The news commonly reports about deaths from prescription opioid abuse. The natural assumption is that these reports spike after a rise in deaths. But a statistical analysis from the Children’s Hospital Informatics Program (CHIP) and the University of North Carolina indicates the reverse: opioid-related deaths increased two to six months after major media reporting.
“Our question was whether the press is providing perspective on what’s happening, or inadvertently fueling the problem by advertising the issue,” says senior investigator John Brownstein, PhD, of CHIP and the Division of Emergency Medicine.

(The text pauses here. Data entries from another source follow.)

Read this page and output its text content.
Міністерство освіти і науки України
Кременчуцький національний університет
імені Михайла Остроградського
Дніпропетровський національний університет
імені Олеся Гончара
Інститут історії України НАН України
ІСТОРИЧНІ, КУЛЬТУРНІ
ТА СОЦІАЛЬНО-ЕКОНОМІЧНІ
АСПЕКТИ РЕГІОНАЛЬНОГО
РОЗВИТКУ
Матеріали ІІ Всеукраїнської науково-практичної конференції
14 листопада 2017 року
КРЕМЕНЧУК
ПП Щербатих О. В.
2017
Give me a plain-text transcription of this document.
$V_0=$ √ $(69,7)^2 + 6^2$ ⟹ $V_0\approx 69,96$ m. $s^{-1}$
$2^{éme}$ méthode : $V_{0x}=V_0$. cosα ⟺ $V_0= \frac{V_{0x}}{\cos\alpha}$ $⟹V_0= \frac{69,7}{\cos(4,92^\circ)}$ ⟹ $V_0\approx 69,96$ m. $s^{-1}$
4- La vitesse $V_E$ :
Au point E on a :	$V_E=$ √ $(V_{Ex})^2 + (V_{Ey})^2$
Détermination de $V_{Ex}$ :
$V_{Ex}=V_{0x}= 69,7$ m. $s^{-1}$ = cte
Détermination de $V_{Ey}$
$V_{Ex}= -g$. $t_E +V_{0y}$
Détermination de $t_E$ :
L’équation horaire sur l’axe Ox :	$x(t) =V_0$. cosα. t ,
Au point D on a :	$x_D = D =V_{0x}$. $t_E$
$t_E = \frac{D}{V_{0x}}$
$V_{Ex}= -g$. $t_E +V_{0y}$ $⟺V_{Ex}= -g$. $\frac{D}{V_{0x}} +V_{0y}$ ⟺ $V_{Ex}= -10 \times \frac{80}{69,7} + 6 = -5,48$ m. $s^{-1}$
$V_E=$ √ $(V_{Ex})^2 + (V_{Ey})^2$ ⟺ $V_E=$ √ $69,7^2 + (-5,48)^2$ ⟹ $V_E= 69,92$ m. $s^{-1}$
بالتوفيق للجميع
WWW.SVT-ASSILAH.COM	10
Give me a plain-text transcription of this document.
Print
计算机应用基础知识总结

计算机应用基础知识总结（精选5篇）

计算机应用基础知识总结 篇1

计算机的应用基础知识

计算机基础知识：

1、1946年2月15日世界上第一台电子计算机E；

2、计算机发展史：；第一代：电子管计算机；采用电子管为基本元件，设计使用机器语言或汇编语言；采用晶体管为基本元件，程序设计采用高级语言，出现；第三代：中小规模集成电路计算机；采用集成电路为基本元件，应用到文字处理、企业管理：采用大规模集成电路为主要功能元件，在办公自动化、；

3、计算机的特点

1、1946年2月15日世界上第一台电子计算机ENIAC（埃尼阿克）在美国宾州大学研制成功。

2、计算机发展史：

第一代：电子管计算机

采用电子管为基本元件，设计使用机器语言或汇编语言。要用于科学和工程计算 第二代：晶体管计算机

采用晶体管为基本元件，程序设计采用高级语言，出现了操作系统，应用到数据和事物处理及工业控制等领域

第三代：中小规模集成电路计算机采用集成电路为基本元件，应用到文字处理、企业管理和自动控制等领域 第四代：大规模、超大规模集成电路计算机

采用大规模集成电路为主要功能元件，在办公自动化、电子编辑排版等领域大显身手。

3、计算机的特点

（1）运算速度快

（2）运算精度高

In what may be first quantitative study of the relationship between drug abuse and the national news, Brownstein and his colleagues consulted death records from the National Center for Health Statistics from 1999 to 2005. They then compared these data to a Google News search of articles appearing during the same period, containing words such as codeine, oxycodone, OxyContin or fentanyl. As shown in the graph below, the deaths and the news reports correlated closely—but the news reports appeared to come first.
This analysis, published November 18 in PLoS One, doesn’t prove that news coverage caused any drug-related deaths, cautions Brownstein. However, he hopes the study will promote a dialogue about how drug-related stories are reported. “Specifics on how one might get high and how it feels should probably be mentioned with caution or even left out,” he says.